29 Aralık 2015 Salı

CEHENNEMDE YAĞMUR

          Yaşım on üçtü. Bir merdivende, çenem dizlerimde oturmuş uzaklara bakıyordum. Uçsuz bucaksız sarı tarlalar vardı o uzaklarda. Sonra güneş döküldü üstlerine, kızıla çaldılar. Öyle mutlu, öyle mutsuz oldum ki ağlamaya başladım. Uzakların ulaşılmazlığı çok güzeldi. Rüzgârın savurduğu toprak güzelle arama bir tül gibi gerildi. Puslandı sarılar kızıllar. Tülün arkasında niye ağladığını bilmeyen bir ergen, berisinde ise büyümeyi hiç ama hiç istemeyen ben. Çünkü on üçüncü basamaktan sonrası cehennemdi.    

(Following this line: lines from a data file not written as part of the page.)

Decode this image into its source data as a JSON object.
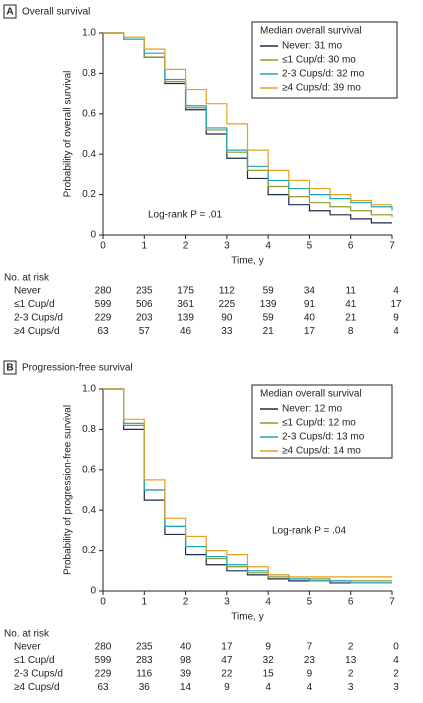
{
  "chart_data": [
    {
      "type": "line",
      "panel": "A",
      "title": "Overall survival",
      "ylabel": "Probability of overall survival",
      "xlabel": "Time, y",
      "annotation": "Log-rank P = .01",
      "legend_title": "Median overall survival",
      "step": true,
      "x": [
        0,
        0.5,
        1,
        1.5,
        2,
        2.5,
        3,
        3.5,
        4,
        4.5,
        5,
        5.5,
        6,
        6.5,
        7
      ],
      "xlim": [
        0,
        7
      ],
      "xticks": [
        0,
        1,
        2,
        3,
        4,
        5,
        6,
        7
      ],
      "ylim": [
        0,
        1
      ],
      "yticks": [
        0,
        0.2,
        0.4,
        0.6,
        0.8,
        {
          "value": 1,
          "label": "1.0"
        }
      ],
      "series": [
        {
          "name": "Never: 31 mo",
          "color": "#1c2b45",
          "values": [
            1,
            0.97,
            0.88,
            0.75,
            0.62,
            0.5,
            0.38,
            0.28,
            0.2,
            0.15,
            0.12,
            0.1,
            0.08,
            0.06,
            0.06
          ]
        },
        {
          "name": "≤1 Cup/d: 30 mo",
          "color": "#8c9a2c",
          "values": [
            1,
            0.98,
            0.88,
            0.76,
            0.63,
            0.52,
            0.41,
            0.32,
            0.24,
            0.19,
            0.16,
            0.14,
            0.12,
            0.1,
            0.09
          ]
        },
        {
          "name": "2-3 Cups/d: 32 mo",
          "color": "#1ba5bb",
          "values": [
            1,
            0.97,
            0.9,
            0.77,
            0.64,
            0.53,
            0.42,
            0.34,
            0.27,
            0.23,
            0.2,
            0.18,
            0.16,
            0.14,
            0.12
          ]
        },
        {
          "name": "≥4 Cups/d: 39 mo",
          "color": "#e3a21f",
          "values": [
            1,
            0.98,
            0.92,
            0.82,
            0.72,
            0.65,
            0.55,
            0.42,
            0.32,
            0.27,
            0.23,
            0.2,
            0.17,
            0.15,
            0.15
          ]
        }
      ],
      "risk_table": {
        "title": "No. at risk",
        "rows": [
          {
            "label": "Never",
            "values": [
              280,
              235,
              175,
              112,
              59,
              34,
              11,
              4
            ]
          },
          {
            "label": "≤1 Cup/d",
            "values": [
              599,
              506,
              361,
              225,
              139,
              91,
              41,
              17
            ]
          },
          {
            "label": "2-3 Cups/d",
            "values": [
              229,
              203,
              139,
              90,
              59,
              40,
              21,
              9
            ]
          },
          {
            "label": "≥4 Cups/d",
            "values": [
              63,
              57,
              46,
              33,
              21,
              17,
              8,
              4
            ]
          }
        ]
      }
    },
    {
      "type": "line",
      "panel": "B",
      "title": "Progression-free survival",
      "ylabel": "Probability of progression-free survival",
      "xlabel": "Time, y",
      "annotation": "Log-rank P = .04",
      "legend_title": "Median overall survival",
      "step": true,
      "x": [
        0,
        0.5,
        1,
        1.5,
        2,
        2.5,
        3,
        3.5,
        4,
        4.5,
        5,
        5.5,
        6,
        6.5,
        7
      ],
      "xlim": [
        0,
        7
      ],
      "xticks": [
        0,
        1,
        2,
        3,
        4,
        5,
        6,
        7
      ],
      "ylim": [
        0,
        1
      ],
      "yticks": [
        0,
        0.2,
        0.4,
        0.6,
        0.8,
        {
          "value": 1,
          "label": "1.0"
        }
      ],
      "series": [
        {
          "name": "Never: 12 mo",
          "color": "#1c2b45",
          "values": [
            1,
            0.8,
            0.45,
            0.28,
            0.18,
            0.13,
            0.1,
            0.08,
            0.06,
            0.05,
            0.05,
            0.04,
            0.04,
            0.04,
            0.04
          ]
        },
        {
          "name": "≤1 Cup/d: 12 mo",
          "color": "#8c9a2c",
          "values": [
            1,
            0.83,
            0.5,
            0.32,
            0.22,
            0.16,
            0.12,
            0.09,
            0.07,
            0.06,
            0.06,
            0.05,
            0.05,
            0.05,
            0.05
          ]
        },
        {
          "name": "2-3 Cups/d: 13 mo",
          "color": "#1ba5bb",
          "values": [
            1,
            0.82,
            0.5,
            0.32,
            0.22,
            0.17,
            0.13,
            0.1,
            0.08,
            0.06,
            0.05,
            0.05,
            0.04,
            0.04,
            0.04
          ]
        },
        {
          "name": "≥4 Cups/d: 14 mo",
          "color": "#e3a21f",
          "values": [
            1,
            0.85,
            0.55,
            0.36,
            0.27,
            0.2,
            0.18,
            0.12,
            0.08,
            0.07,
            0.07,
            0.07,
            0.07,
            0.07,
            0.07
          ]
        }
      ],
      "risk_table": {
        "title": "No. at risk",
        "rows": [
          {
            "label": "Never",
            "values": [
              280,
              235,
              40,
              17,
              9,
              7,
              2,
              0
            ]
          },
          {
            "label": "≤1 Cup/d",
            "values": [
              599,
              283,
              98,
              47,
              32,
              23,
              13,
              4
            ]
          },
          {
            "label": "2-3 Cups/d",
            "values": [
              229,
              116,
              39,
              22,
              15,
              9,
              2,
              2
            ]
          },
          {
            "label": "≥4 Cups/d",
            "values": [
              63,
              36,
              14,
              9,
              4,
              4,
              3,
              3
            ]
          }
        ]
      }
    }
  ]
}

            O tozlu merdiven durmadan çağırır beni. Bu çağrıyı duymadığımdandır sızı. Kemiklerim; geçmişe, bozkıra dökülen güneşe, yeniden kendime dönmek için sızlar, sızlanır. Gitmeli; yüreğine sığmayan sonsuz bozkır karşısında dolup taşan o ürkek kız çocuğu büyümüş mü görmeliyim. Değil sarılar kızıllar, artık hiçbir renk karşısında esirmeyen kan dolu bir et yığınına dönen tepeden tırnağa tüm bedenim aslına geri dönmeli. Artık on üçümde olmadığıma göre, buna değer. Kararan göğün altında dolaşmaktan bıktım usandım. Yağsın yağmur, yağsın da paklasın yeri, söndürsün cehennemi.

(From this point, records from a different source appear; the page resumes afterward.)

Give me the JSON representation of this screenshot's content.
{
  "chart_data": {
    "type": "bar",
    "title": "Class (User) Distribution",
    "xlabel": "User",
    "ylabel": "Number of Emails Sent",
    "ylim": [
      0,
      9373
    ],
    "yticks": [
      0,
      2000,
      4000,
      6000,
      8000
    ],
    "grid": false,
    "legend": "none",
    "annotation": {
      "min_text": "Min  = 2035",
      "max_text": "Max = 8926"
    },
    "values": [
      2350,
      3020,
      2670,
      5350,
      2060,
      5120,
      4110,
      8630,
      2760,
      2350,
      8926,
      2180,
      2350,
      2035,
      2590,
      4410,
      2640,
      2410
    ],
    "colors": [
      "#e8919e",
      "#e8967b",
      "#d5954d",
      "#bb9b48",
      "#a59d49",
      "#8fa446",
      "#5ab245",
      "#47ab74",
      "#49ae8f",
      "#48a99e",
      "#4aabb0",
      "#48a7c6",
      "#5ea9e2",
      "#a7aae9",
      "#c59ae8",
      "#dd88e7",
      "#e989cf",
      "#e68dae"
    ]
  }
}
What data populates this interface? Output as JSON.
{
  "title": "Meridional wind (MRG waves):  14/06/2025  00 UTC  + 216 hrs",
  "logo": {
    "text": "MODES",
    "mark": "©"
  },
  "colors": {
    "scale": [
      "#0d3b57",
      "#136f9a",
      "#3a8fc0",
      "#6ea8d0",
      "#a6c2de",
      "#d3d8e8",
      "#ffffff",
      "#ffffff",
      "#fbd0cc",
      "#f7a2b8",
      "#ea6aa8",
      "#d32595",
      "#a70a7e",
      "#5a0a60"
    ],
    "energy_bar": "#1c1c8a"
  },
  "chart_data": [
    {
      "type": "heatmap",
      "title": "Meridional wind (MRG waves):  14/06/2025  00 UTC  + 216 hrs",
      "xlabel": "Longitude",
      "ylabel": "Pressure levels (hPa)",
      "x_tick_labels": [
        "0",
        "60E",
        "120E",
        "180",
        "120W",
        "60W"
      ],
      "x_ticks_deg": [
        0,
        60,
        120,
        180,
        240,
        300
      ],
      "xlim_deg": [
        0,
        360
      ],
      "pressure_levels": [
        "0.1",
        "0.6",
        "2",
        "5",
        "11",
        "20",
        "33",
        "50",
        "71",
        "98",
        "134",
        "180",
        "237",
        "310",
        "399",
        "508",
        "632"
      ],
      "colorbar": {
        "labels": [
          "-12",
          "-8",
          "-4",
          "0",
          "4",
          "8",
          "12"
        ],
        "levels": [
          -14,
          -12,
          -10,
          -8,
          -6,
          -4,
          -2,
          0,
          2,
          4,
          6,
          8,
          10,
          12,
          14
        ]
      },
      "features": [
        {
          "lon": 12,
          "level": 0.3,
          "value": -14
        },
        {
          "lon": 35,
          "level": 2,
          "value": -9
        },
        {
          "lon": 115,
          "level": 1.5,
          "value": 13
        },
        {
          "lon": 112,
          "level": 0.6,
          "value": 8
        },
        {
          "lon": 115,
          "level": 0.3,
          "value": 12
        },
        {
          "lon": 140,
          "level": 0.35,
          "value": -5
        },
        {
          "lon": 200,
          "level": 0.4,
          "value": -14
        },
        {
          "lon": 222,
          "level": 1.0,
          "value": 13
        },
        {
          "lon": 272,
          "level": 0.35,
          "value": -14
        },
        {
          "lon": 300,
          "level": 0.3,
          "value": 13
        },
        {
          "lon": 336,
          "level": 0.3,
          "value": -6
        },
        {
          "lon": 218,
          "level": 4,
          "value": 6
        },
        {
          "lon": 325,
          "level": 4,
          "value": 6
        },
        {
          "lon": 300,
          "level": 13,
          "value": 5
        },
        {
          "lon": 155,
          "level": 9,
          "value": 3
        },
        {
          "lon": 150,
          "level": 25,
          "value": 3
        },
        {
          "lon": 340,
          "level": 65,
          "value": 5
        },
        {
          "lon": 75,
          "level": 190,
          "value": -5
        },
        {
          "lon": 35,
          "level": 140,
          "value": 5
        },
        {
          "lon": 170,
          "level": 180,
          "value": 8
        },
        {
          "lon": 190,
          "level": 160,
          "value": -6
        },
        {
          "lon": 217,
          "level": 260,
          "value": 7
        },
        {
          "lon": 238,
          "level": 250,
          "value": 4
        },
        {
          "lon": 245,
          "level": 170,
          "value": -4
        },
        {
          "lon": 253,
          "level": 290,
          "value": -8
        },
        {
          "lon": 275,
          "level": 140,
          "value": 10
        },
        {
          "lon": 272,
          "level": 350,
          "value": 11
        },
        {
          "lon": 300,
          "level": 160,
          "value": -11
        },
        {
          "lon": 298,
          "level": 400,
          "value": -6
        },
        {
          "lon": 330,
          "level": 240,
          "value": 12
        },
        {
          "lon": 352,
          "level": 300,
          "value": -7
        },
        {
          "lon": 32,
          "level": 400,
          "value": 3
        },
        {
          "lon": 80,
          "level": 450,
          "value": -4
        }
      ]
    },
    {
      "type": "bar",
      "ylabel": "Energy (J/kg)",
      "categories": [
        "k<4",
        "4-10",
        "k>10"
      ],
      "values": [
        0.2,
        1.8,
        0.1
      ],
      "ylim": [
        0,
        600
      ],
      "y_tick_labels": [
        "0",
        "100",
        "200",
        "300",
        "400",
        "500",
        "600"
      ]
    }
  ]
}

            Bir Kirkov tanımak ister misin Edi? Kemikleri eve gitmesi için yakaran bir Kirkov bu. Cehennemden kaçmaya uğraşan biri. Aslında kaçmak değil, dönmek. Bir yere dönmek; birine, bir şeylere, bir nedene, bir anlama, bir özleme, bir aşka, bir geçmişe, bir gençliğe; kutsal yatağa dönüp huzura ermek. Ama bunların hiçbiri kucaklamıyor onu. Varış var ama kavuşmak yok. Çünkü, büyüyüp anladığını zanneden biri için artık huzur erişilmezdir; sadece özlenir. Zaman denen şeyin dünyanın üstünden geçerken sadece insana sokulup, onu toprağa hazırlaması karşısındaki çaresizlik huzur vermez tabii. Uykuda bile. Bir film seyrettik Edi’yle; Kirkov’u tanıdık. Sadece bu da değil. Çocuklara kurşunları, delilere de silahları oyuncak kılacak kadar sıradanlaşan, günlük yaşamın içine görünmez bir bulut gibi yayılıp o tekrarlardan biri haline gelen savaşı da gördük. Hangisi daha önemliydi ya da önemsiz; bir fotoğraf sanatçısının acısına tanık olmak mı yoksa savaşın artık evden biri gibi olması mı? Cevabı bahçeler versin; mis gibi domates kokan huzurlu bahçeler. Film orada başlıyor; güzel, sakin. Genç bir papazın elleriyle kırmızı domateslere dokunup, onun o sıcak gülümseyişiyle toprağın cömertliğine, doğurganlığına taşarak coşarak minnet duydum. Ama sonra bu toy, bu tanrıyla barışık, bu henüz aklını yüreğinden ayırmamış, bu kırmızıyı doğadan tanımış, bu sesini tanrıya adamış papazın yanına gelen yaşlı papaz,  kararan bulutları gösterip, o bulutların altında yağmurun başladığını haber verince sorulara gerek kalmadı. Cevaplar zaten hep anlamsız. Meğer ne de pis kokarmış dünya; bahçeler bile. Bu filmde yağmur üç kere yağmadı. Önce kararan bulutların altında olacakları bekledi, savaşın bekçilerini; kin, nefret, öfke, kibir. Sonra da sırayla sözcüklerin, yüzlerin, fotoğrafların üstüne yağdı. Çünkü hepsine kan sıçramıştı. Kan suya karıştı, yağmur yeryüzünü yıkadı. Toprak arındı mı bilmem ama kara bulutlar dağıldı, film bitti. Biz de bittik. Bir süre dilim pelte; ağzımda kuruluk. Sen nasılsın Edi?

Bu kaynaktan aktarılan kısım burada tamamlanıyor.